Mandal has every reason to be in the conference: since 2015 she has searched and found over 300 new leprosy cases. In fact, in November this year, she found 10 new cases on a single day – the result of an intense door-to-door search in Gangni, a small town with a high rate of leprosy. “We opened our database of old patients and contacted each one of them individually. We asked them if they knew anyone around them who had leprosy. Nobody could give us any concrete information, so I went from one house to other and from morning to evening I covered 40 families,” she recalls the drill. It was hard and Mandal did not have any time to eat or drink. But by day-end, she had found eight adults and two children who had visible signs of leprosy. She arranged for all of them to visit the TB and Leprosy Clinic (TLC) in Meherpur, a facility run by the government.
Early detection in leprosy key
Early detection and early treatment are the key to complete cure for anyone affected by leprosy, tells Mujibur Rahaman – a doctor at the TLC Meherpur. “The treatment is free. We have enough medicines. But bringing the affected ones to the treatment facility remains the biggest challenge,” Rahman tells IPS. Bangladesh eliminated leprosy in 1998, but new cases continued to be detected. In 2018, 3 729 new leprosy cases were detected.
Earlier this week, in her opening speech at the national conference, Prime Minister Hasina asserted that Bangladesh was committed to become leprosy-free by 2030. According to Rahman, dedicated community workers like Sandhya Mandal are the key to realizing the zero-leprosy status.

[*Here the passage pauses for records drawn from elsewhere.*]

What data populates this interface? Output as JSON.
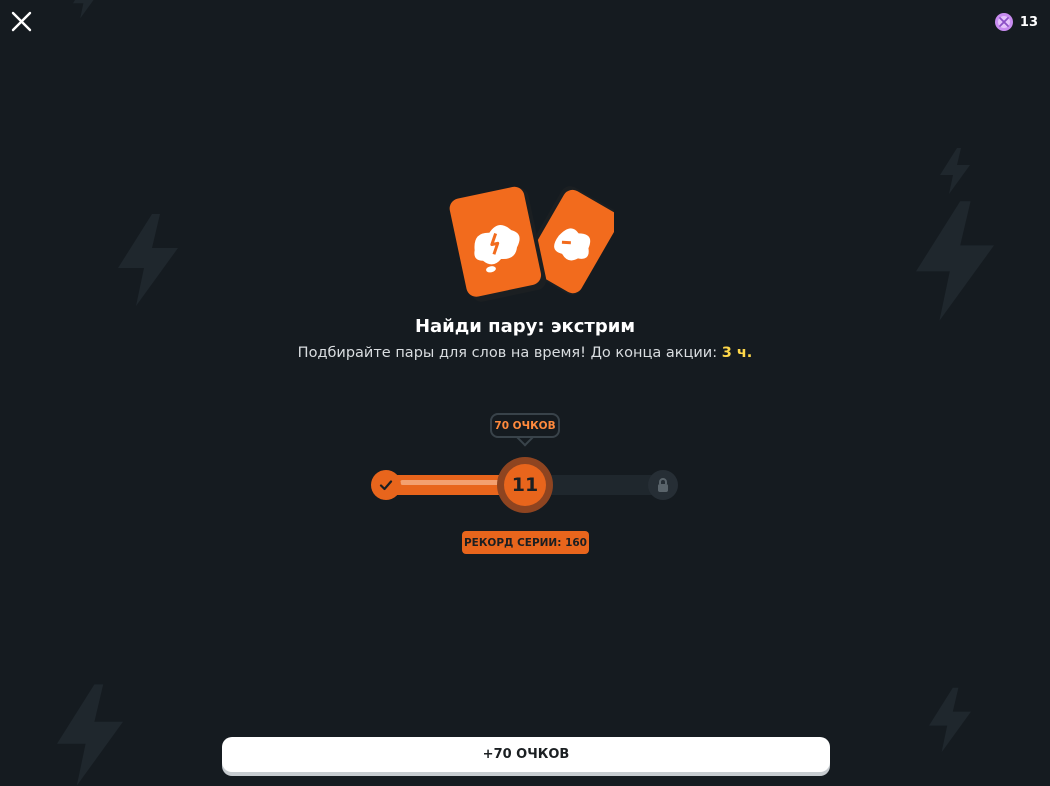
{
  "header": {
    "close_icon": "close-icon",
    "gems_icon": "gem-icon",
    "gems_count": "13"
  },
  "hero": {
    "icon": "match-cards-icon",
    "title": "Найди пару: экстрим",
    "subtitle_prefix": "Подбирайте пары для слов на время! До конца акции: ",
    "subtitle_highlight": "3 ч."
  },
  "progress": {
    "tooltip": "70 ОЧКОВ",
    "current_value": "11",
    "fill_fraction": 0.48,
    "start_icon": "check-icon",
    "end_icon": "lock-icon",
    "record_label": "РЕКОРД СЕРИИ: 160"
  },
  "footer": {
    "primary_button_label": "+70 ОЧКОВ"
  },
  "colors": {
    "background": "#151b20",
    "accent": "#e8651c",
    "highlight": "#ffd84a",
    "gem": "#c88cf0"
  }
}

“Identifying a new patient is one thing; convincing them to see a doctor is entirely different. It takes very different level of skills,” he adds.
Providing counseling services
Mandal throws a little light on that skill: every time she finds a villager with a suspicious white patch with numbness, she tells him that it is a skin disease that needs urgent medical attention. “I never tell him it’s leprosy because, only a doctor can declare that after a test and also, if I spoke of leprosy, it would shock the person as everyone is still afraid of the disease,” Mandal reveals.

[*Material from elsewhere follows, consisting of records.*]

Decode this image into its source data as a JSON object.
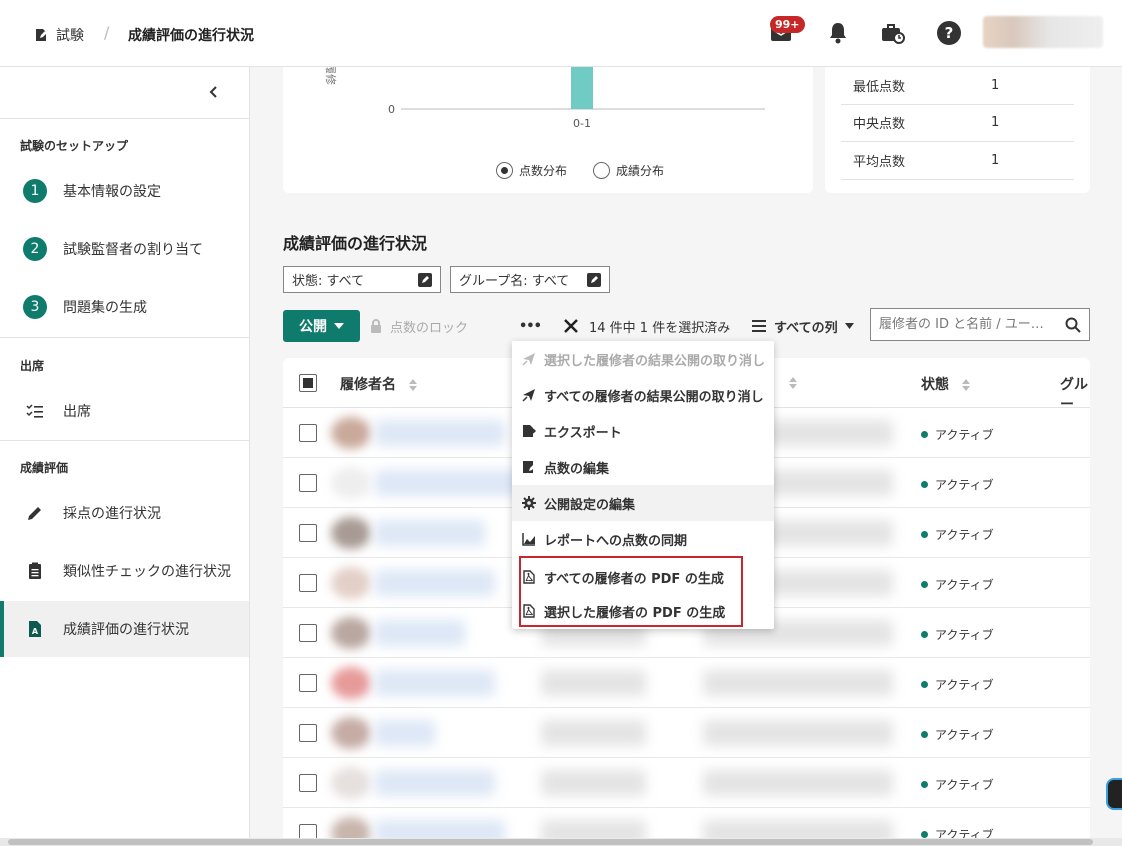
{
  "header": {
    "breadcrumb_root": "試験",
    "breadcrumb_sep": "/",
    "page_title": "成績評価の進行状況",
    "notification_badge": "99+"
  },
  "sidebar": {
    "sections": {
      "setup": "試験のセットアップ",
      "attendance": "出席",
      "grading": "成績評価"
    },
    "items": [
      {
        "num": "1",
        "label": "基本情報の設定"
      },
      {
        "num": "2",
        "label": "試験監督者の割り当て"
      },
      {
        "num": "3",
        "label": "問題集の生成"
      },
      {
        "label": "出席"
      },
      {
        "label": "採点の進行状況"
      },
      {
        "label": "類似性チェックの進行状況"
      },
      {
        "label": "成績評価の進行状況"
      }
    ]
  },
  "chart_card": {
    "y_tick": "0",
    "x_tick": "0-1",
    "ylabel_fragment": "履修",
    "radio_score": "点数分布",
    "radio_grade": "成績分布",
    "selected": "点数分布",
    "chart_data": {
      "type": "bar",
      "categories": [
        "0-1"
      ],
      "ylabel": "履修",
      "bar_color": "#6fcbc3"
    }
  },
  "stats": [
    {
      "label": "最低点数",
      "value": "1"
    },
    {
      "label": "中央点数",
      "value": "1"
    },
    {
      "label": "平均点数",
      "value": "1"
    }
  ],
  "section_title": "成績評価の進行状況",
  "filters": {
    "status": "状態: すべて",
    "group": "グループ名: すべて"
  },
  "toolbar": {
    "publish": "公開",
    "lock": "点数のロック",
    "more": "•••",
    "selection": "14 件中 1 件を選択済み",
    "columns": "すべての列",
    "search_placeholder": "履修者の ID と名前 / ユー…"
  },
  "table": {
    "columns": {
      "name": "履修者名",
      "status": "状態",
      "group": "グルー"
    },
    "status_value": "アクティブ",
    "rows": 9
  },
  "menu": {
    "items": [
      {
        "label": "選択した履修者の結果公開の取り消し",
        "disabled": true
      },
      {
        "label": "すべての履修者の結果公開の取り消し",
        "disabled": false
      },
      {
        "label": "エクスポート",
        "disabled": false
      },
      {
        "label": "点数の編集",
        "disabled": false
      },
      {
        "label": "公開設定の編集",
        "disabled": false
      },
      {
        "label": "レポートへの点数の同期",
        "disabled": false
      },
      {
        "label": "すべての履修者の PDF の生成",
        "disabled": false
      },
      {
        "label": "選択した履修者の PDF の生成",
        "disabled": false
      }
    ]
  },
  "colors": {
    "accent": "#0f7b6c",
    "badge": "#c62828",
    "highlight": "#c8272e"
  }
}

Mandal also counsels and provides emotional support to the person after a doctor has confirmed his or her leprosy. “Women are more scared than men because they feel their husbands will abandon them if they find out about their sickness. They are also scared of how their community would react. I tell them that they must tell their husbands but explain that its curable. To the neighbours, they can say it is a skin disease. I hold their hands, spend time with them. It calms them and it also makes them feel confident,” she tells IPS.
Listening to the prime minister has been an inspiring experience, Mandal says. At present there are not enough community health workers on leprosy. For example, in her own NGO, there are just two health workers. So, to achieve zero-leprosy in the next 10 years, Bangladesh would need many more community health workers, she says. Equipping the field workers at the rural NGOs with a motorbike would also help, as transportation remains a huge challenge in the villages. If these gaps are plugged, there is no reason why Bangladesh could not be leprosy-free, she says.

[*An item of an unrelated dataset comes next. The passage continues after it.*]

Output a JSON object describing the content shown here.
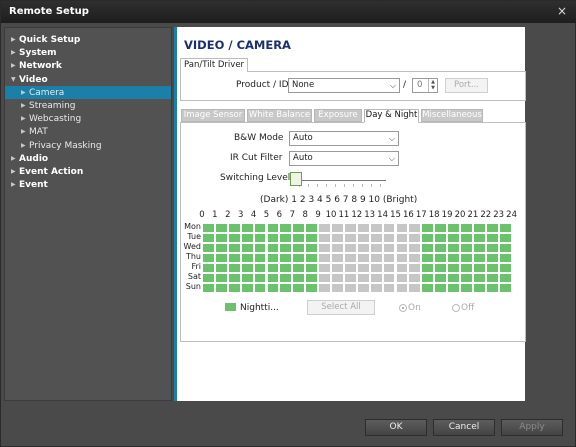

For those doubting her work, Mandal now has an answer: “Even the prime minister has shown an interest in leprosy, in our collective work. If anyone still doesn’t know why I work on leprosy for such long hours, they can ask the prime minister!”
The Nippon Foundation and the Sasakawa Health Foundation of Japan organized a national conference on leprosy in Dhaka on December 11 under the theme “ZeRo leprosy initiative”.